Category 7-Seminar and Workshop

Where :

World Water Week, Room T5, Stockholm, Sweden

Contact :

s.zandaryaa@unesco.org

UNESCO International Hydrological Programme is convening jointly with the Water Research Commission of South Africa a Seminar on “Gender and Water: Issues for the Future” during the World Water Week 2014 from 31 August to 5 September held in Stockholm, Sweden.
Women play a central role in the provision, management and safeguarding of water resources. However, despite the recognition of this role, women and girls remain especially vulnerable to the multiple effects of lack of access to clean water and sanitation, the use of unsafe, polluted water, and water-related disasters. Given the importance of gender mainstreaming in water management and due to the fact that in rural Africa increased vulnerability of women and girls to drought impacts is witnessed, UNESCO’s International Hydrological Programme (IHP) implemented a special project component focusing on Gender Mainstreaming in Drought Management in the framework of the UNESCO Priority Africa Intersectoral Platform project “Drought Monitoring at the Country Level”. As part of the project, UNESCO-IHP organized a major multi-stakeholder international workshop on gender and drought in Niger in October 2013, which brought together all relevant stakeholders from Africa and other continents, including youth representatives.

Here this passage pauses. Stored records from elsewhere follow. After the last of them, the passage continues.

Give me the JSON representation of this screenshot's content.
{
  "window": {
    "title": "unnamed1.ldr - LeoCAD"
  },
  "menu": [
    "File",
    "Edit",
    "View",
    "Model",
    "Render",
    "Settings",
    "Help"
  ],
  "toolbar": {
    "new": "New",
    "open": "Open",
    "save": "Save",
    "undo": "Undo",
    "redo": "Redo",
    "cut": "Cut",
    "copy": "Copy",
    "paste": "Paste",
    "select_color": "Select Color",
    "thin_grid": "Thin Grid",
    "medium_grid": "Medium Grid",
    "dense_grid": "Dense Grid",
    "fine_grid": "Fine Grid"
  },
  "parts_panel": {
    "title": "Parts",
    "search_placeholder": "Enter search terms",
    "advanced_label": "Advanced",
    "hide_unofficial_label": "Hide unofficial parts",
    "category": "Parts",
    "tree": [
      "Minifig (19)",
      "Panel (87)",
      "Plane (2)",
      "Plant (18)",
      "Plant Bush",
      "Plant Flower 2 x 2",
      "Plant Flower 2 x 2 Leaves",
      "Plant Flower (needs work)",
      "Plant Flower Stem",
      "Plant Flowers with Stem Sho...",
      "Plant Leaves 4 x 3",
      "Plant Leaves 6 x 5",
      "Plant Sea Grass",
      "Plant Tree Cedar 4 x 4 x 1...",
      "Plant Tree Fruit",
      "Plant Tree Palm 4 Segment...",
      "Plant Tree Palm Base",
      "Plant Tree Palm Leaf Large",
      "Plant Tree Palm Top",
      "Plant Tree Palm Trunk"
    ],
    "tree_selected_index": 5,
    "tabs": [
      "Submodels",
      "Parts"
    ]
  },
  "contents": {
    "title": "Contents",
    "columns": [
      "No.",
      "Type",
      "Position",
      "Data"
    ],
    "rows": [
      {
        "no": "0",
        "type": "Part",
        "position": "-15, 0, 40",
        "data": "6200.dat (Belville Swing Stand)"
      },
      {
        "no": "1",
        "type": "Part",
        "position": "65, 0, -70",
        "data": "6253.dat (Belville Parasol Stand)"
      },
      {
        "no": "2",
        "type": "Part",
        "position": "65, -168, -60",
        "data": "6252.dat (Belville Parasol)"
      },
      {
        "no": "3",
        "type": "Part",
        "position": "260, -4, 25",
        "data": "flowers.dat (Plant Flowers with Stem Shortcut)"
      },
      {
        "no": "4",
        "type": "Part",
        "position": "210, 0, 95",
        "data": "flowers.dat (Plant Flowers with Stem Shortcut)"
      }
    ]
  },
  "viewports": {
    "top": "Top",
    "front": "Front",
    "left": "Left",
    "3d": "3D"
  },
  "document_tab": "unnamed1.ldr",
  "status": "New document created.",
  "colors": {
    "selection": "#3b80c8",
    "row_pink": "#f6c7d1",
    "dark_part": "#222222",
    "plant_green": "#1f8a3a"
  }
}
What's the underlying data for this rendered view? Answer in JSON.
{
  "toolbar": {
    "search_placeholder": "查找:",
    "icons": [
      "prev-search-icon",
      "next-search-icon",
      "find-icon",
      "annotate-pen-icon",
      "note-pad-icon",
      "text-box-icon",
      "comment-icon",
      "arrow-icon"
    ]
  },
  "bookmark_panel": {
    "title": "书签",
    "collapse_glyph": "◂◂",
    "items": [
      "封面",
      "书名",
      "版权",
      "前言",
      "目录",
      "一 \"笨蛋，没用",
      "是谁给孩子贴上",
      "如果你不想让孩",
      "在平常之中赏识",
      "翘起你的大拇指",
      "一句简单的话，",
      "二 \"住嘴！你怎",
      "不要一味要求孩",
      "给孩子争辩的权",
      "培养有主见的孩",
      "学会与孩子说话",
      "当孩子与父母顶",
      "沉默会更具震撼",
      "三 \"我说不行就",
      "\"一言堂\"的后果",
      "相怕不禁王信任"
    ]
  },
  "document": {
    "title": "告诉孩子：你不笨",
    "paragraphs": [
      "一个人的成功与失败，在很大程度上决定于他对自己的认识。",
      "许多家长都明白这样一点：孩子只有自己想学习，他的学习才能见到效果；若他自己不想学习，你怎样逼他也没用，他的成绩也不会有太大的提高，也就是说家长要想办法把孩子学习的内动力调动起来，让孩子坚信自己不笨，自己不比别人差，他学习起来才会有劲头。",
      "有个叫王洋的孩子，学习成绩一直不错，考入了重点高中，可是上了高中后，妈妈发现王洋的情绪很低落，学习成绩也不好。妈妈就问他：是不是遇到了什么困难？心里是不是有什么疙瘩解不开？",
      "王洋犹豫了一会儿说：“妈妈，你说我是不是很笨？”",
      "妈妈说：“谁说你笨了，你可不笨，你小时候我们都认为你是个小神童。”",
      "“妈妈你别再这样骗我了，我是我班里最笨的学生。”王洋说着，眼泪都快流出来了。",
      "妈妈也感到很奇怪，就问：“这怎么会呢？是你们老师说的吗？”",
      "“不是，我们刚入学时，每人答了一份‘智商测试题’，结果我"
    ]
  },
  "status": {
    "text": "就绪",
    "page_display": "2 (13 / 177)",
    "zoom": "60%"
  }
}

At the seminar, UNESCO will present a Guidelines Document on Gender Mainstreaming in Drought Management, which contains key messages and recommendations of the UNESCO project component and multi-stakeholder workshop on gender and drought. The Guidelines Document promotes the incorporation of the gender dimension in drought risk assessment and drought management which is important in reducing the impacts of drought on women and girls.

The event places emphasis on the vulnerability of women and girls to drought because drought is not only a major water-related natural disaster affecting water supplies in many African countries, but also brings about serious negative impacts on health, well-being, livelihoods and education of women, girls and the poor. Ms. Sarantuyaa Zandaryaa, Programme Specialist of Division of Water Sciences of UNESCO, will co-chair the seminar and the multi-stakeholder panel discussion which will be framed around the central question: “What are the main game changers in the future on Gender, Water and Development: framing new research questions”.